At the time when I began trying to draw my father into literary conversations, we were living in a Miami tract development that featured homes whose exteriors evoked a variety of architectural schools. Most were Modernist; several looked like Modernist churches. Ours had a pale green, Bauhaus-style façade, and was settled into an unpruned hammock of overhanging trees and dense, humid-looking flora that appeared as if it might one day advance across the narrow yard and engulf the house. It didn’t matter that the driveway ended in a busy road, or that neighbors were close. A jungle enclosed us. You couldn’t see in, and you couldn’t see out.

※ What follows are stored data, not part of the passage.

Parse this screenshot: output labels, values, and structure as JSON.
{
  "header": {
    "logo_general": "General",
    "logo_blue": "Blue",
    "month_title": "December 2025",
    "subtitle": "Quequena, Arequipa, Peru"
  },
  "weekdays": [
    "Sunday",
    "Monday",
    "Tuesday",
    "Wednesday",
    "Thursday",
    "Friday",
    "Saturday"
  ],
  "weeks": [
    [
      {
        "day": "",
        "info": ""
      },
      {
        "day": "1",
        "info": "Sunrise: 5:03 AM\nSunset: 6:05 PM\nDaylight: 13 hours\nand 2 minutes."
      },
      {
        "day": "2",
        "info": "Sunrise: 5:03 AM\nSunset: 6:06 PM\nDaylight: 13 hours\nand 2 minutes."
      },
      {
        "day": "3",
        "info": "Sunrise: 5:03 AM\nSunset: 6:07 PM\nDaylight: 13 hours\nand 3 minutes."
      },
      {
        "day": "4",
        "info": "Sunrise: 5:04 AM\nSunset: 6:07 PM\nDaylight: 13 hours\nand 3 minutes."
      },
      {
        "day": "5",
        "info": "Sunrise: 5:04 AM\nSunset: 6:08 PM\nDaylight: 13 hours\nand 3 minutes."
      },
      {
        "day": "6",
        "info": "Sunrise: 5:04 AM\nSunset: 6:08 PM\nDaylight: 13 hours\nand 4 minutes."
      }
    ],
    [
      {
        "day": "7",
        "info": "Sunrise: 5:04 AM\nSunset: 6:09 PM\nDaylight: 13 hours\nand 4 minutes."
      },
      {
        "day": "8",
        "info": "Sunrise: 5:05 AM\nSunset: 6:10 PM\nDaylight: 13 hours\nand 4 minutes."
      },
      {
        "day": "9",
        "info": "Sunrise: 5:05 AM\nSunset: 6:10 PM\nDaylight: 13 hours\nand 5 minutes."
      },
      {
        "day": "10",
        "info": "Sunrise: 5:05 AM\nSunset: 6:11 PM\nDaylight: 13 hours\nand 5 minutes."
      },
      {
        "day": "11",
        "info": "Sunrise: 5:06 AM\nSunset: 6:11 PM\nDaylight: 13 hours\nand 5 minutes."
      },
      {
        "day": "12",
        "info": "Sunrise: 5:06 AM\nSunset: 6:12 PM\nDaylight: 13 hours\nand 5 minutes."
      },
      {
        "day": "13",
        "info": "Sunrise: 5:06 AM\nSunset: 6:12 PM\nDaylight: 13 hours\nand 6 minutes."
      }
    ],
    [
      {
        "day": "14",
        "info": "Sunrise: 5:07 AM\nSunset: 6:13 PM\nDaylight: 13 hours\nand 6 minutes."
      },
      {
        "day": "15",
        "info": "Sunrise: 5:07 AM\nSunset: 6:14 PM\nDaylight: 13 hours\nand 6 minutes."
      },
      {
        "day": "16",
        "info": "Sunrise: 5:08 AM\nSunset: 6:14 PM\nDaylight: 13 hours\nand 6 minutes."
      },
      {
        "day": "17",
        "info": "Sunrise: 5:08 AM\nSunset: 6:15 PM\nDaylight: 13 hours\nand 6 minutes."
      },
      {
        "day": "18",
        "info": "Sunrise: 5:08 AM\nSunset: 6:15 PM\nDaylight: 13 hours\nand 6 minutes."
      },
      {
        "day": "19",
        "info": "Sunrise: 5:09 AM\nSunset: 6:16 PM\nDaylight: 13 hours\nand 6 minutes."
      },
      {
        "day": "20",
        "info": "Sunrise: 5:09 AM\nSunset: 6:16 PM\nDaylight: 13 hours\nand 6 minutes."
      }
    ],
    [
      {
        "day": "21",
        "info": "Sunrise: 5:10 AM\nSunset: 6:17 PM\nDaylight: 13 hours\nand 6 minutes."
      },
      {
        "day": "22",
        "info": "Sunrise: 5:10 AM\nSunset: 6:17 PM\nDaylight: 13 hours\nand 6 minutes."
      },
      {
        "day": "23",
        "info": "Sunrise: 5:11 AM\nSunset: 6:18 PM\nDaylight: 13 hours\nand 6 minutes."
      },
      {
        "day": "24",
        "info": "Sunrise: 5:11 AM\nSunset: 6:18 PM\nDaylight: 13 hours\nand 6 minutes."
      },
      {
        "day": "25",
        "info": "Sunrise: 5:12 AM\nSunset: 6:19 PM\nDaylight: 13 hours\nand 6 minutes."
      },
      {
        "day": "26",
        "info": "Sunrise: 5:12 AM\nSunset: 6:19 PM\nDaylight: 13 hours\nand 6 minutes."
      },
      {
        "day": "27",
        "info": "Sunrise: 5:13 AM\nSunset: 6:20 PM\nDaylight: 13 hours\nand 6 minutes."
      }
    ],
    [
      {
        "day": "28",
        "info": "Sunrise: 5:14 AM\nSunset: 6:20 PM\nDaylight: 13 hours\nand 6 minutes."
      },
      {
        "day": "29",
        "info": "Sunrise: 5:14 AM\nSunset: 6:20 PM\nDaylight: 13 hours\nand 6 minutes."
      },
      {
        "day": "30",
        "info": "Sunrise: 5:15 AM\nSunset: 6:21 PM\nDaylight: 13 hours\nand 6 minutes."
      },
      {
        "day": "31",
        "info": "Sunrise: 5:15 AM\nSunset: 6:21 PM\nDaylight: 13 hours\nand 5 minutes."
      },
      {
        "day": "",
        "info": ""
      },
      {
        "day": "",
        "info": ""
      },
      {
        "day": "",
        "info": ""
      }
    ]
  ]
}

The house itself was a single-story rectangle with bedrooms taking up the eastern half, a thin strip of kitchen in the middle, and, looking toward the end opposite the bedrooms, a dining area and a small sunken living room. Sliding glass doors opened from the dining and living rooms onto a screened-in patio and pool out back. My sister and I spent a lot of time splashing in the water, then running into the air-conditioned house for something cold to drink. It was my job, once a week or so, to skim debris off the pool’s surface, vacuum the bottom, and, using a little plastic test kit, check the chlorine. Caring for the pool was dispiriting. The patio, like the property’s front and sides, was surrounded by hardwoods and tall pines, whose branches, arcing overhead, shed decomposing leaves, brown needles, and powdering bark that filtered through the screen and made a scum on the water. The trees blocked much of the day’s light, leaving the pool shaded during the long subtropical afternoons. These factors may have contributed to the algal buildup around the tiles marking the waterline. Algae showed on the bottom, too, and in faintly discoloring streaks that curled down the deep end’s walls. I periodically went at the algae with brushes and chemicals picked up at the pool-supply store by my father on his way home from teaching. We moved into that house in 1972. During the year of our residency there, the algae crept out of the pool and claimed sections of patio, darkly filling the veins and cracks that gave texture to the concrete. I remember dragging aside porch chairs and our glass-topped table, pouring acid over the contaminated spots, then hosing everything down. Sometimes on weekend mornings I got up early and swam a mile’s worth of laps — one of many things I did in solitude — while my parents and sister slept. On afternoons after school, I could often be found lying facedown in the water, staring through a face mask at the light show of refracting shadows cast across the surface by passing clouds and windblown treetops. In anticipation of one day getting scuba certification, I’d begun collecting gear, a piece at a time. I had a tank and a secondhand regulator, and every now and then I’d buckle these on, fasten a weight belt around my waist, plunge into the pool, and sink to the bottom, where, six feet under, I’d sit, breathing.